Could Jesse Helms have a second career in mind for 2002 when his fifth U.S. Senate term expires?

The conservative chairman of the Senate Foreign Relations Committee, who turned 79 Wednesday, was reported to have misted up over the plight of children in Third World countries - especially in Africa - during a Washington meeting last month with musician Bono of U2 fame.

Helms told the Capitol Hill newspaper The Hill, "I told [Bono] this, and I mean it, if I can find some way that the Lord would show me how to really help these people, I’d quit the Senate and try to do it. I told Bono that. He is working hard and I’m going to try to help him the best I can."

The long-haired rocker who favors wraparound shades and leather pants got a meeting with the right-wing firebrand because he represents a coalition of nongovernmental organizations and churches who are lobbying Congress and the White House to forgive loans held by the poorest countries.

Bono told CBS's Early Show that Helms "wept talking about children starving in Africa." The New Yorker quoted a member of Bono’s entourage saying that a teary Helms promised Bono the full amount of debt relief requested by the Clinton Administration: $435 million.

We’ll know soon whether Helms delivers.

In the rush to finish congressional business (so the pols can go home for the final weeks of the campaign) the Senate may well vote by week’s end on the Foreign Operations appropriations bill, which will authorize any debt relief.
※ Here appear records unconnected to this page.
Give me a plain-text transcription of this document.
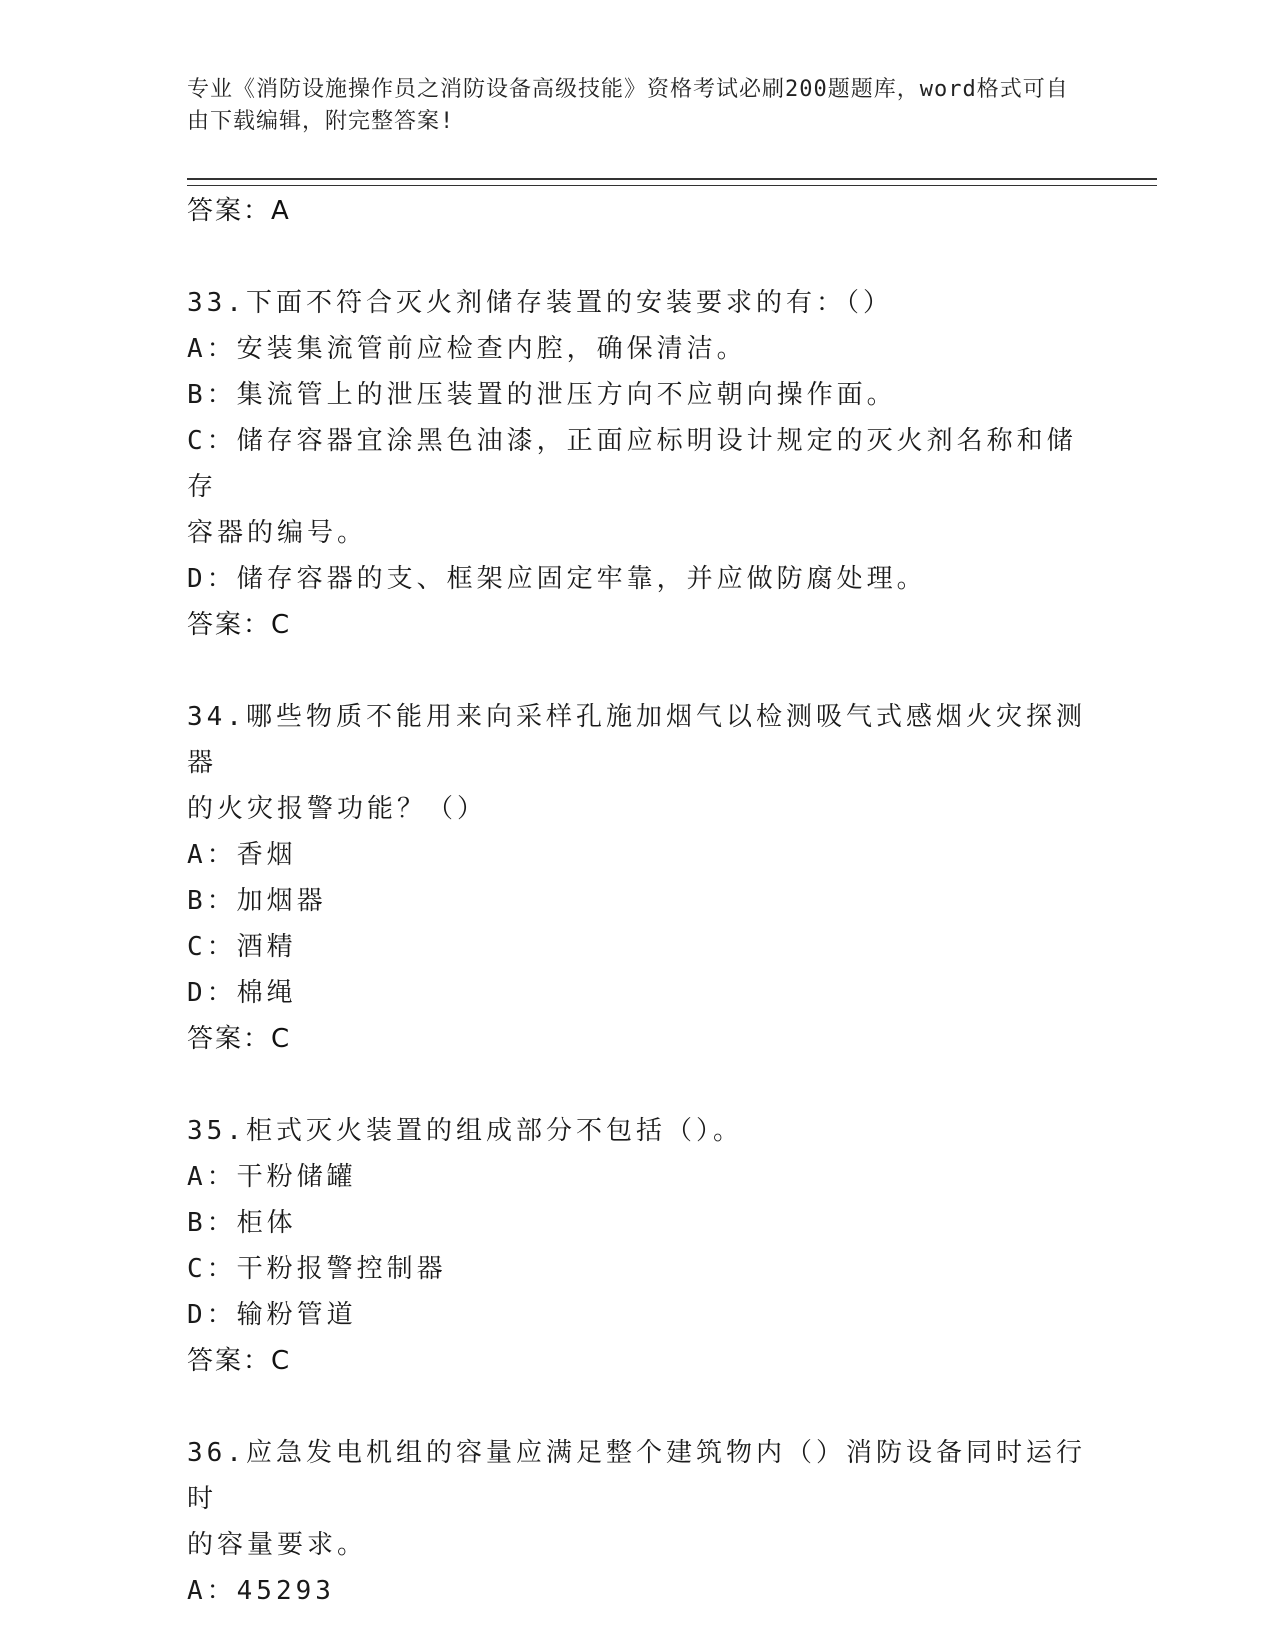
专业《消防设施操作员之消防设备高级技能》资格考试必刷200题题库，word格式可自由下载编辑，附完整答案!
答案：A
33.下面不符合灭火剂储存装置的安装要求的有：（）
A：安装集流管前应检查内腔，确保清洁。
B：集流管上的泄压装置的泄压方向不应朝向操作面。
C：储存容器宜涂黑色油漆，正面应标明设计规定的灭火剂名称和储存
容器的编号。
D：储存容器的支、框架应固定牢靠，并应做防腐处理。
答案：C
34.哪些物质不能用来向采样孔施加烟气以检测吸气式感烟火灾探测器
的火灾报警功能？（）
A：香烟
B：加烟器
C：酒精
D：棉绳
答案：C
35.柜式灭火装置的组成部分不包括（）。
A：干粉储罐
B：柜体
C：干粉报警控制器
D：输粉管道
答案：C
36.应急发电机组的容量应满足整个建筑物内（）消防设备同时运行时
的容量要求。
A：45293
Jimmy Broughton, Helms' chief of staff, says he was in the meeting with Helms, Bono, retiring Republican congressman John Kasich, Kennedy scion and activist Bobby Shriver, and a few Foreign Relations Committee staffers.
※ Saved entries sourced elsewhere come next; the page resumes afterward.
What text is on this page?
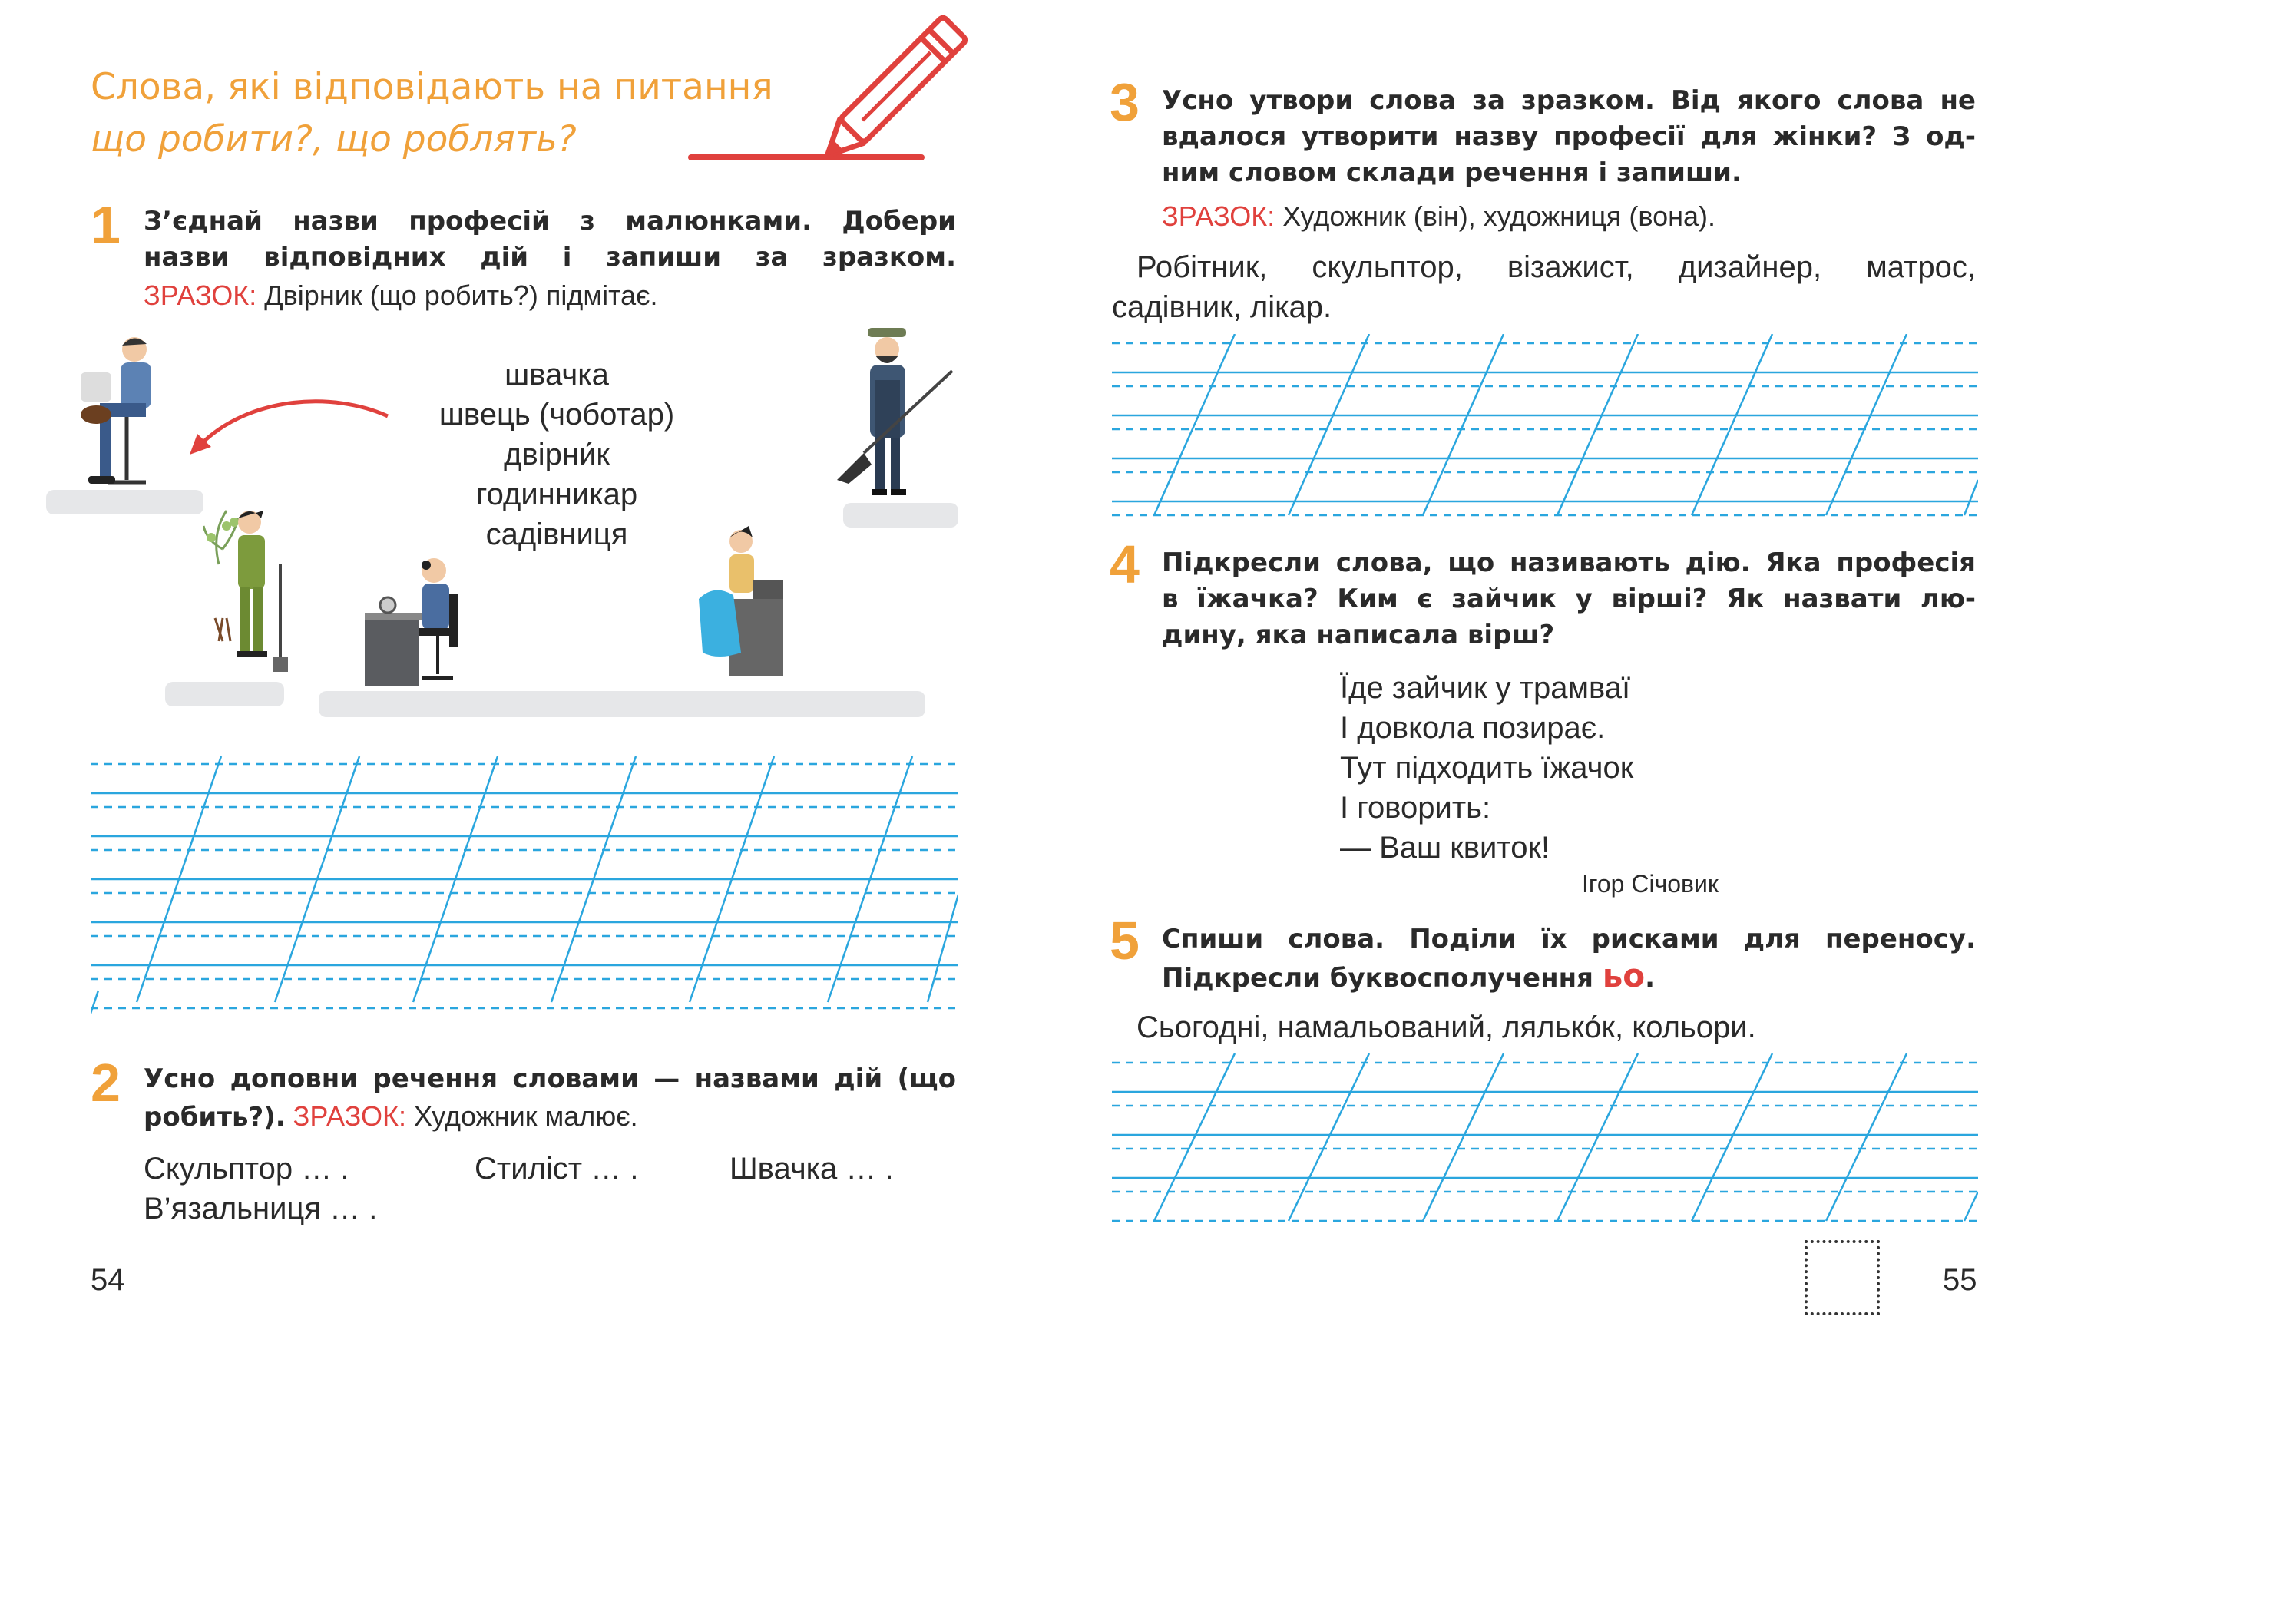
Слова, які відповідають на питання
що робити?, що роблять?
1 З’єднай назви професій з малюнками. Добери
назви відповідних дій і запиши за зразком.
ЗРАЗОК: Двірник (що робить?) підмітає.
швачка
швець (чоботар)
двірни́к
годинникар
садівниця
2 Усно доповни речення словами — назвами дій (що
робить?). ЗРАЗОК: Художник малює.
Скульптор … .	Стиліст … .	Швачка … .
В’язальниця … .
54
3 Усно утвори слова за зразком. Від якого слова не
вдалося утворити назву професії для жінки? З од-
ним словом склади речення і запиши.
ЗРАЗОК: Художник (він), художниця (вона).
Робітник, скульптор, візажист, дизайнер, матрос,
садівник, лікар.
4 Підкресли слова, що називають дію. Яка професія
в їжачка? Ким є зайчик у вірші? Як назвати лю-
дину, яка написала вірш?
Їде зайчик у трамваї
І довкола позирає.
Тут підходить їжачок
І говорить:
— Ваш квиток!
Ігор Січовик
5 Спиши слова. Поділи їх рисками для переносу.
Підкресли буквосполучення ьо.
Сьогодні, намальований, лялько́к, кольори.
55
He says that while Helms was "impressed" with Bono and may get "emotional" telling the story of their meeting, he’s not quitting the Senate. And the crying game’s been overplayed.

Helms, a major bogeyman to the left because of his opposition to gay rights, and even to civil rights earlier in his career, may not seem like a We Are the World kind of guy, but Broughton says Helms "wants to do everything he can to help Bono’s cause."

Anyone who knows Helms, the aide says, knows about his "longstanding interest and affection for children all over the world." In fact, Helms and his wife adopted a 9-year-old North Carolina boy with cerebral palsy after reading a newspaper story about him.

The debt relief issue came up in the second presidential debate, where Bush said the U.S. should forgive Third World Debt "under certain conditions" and suggested swapping debt cancellation for rain forest lands.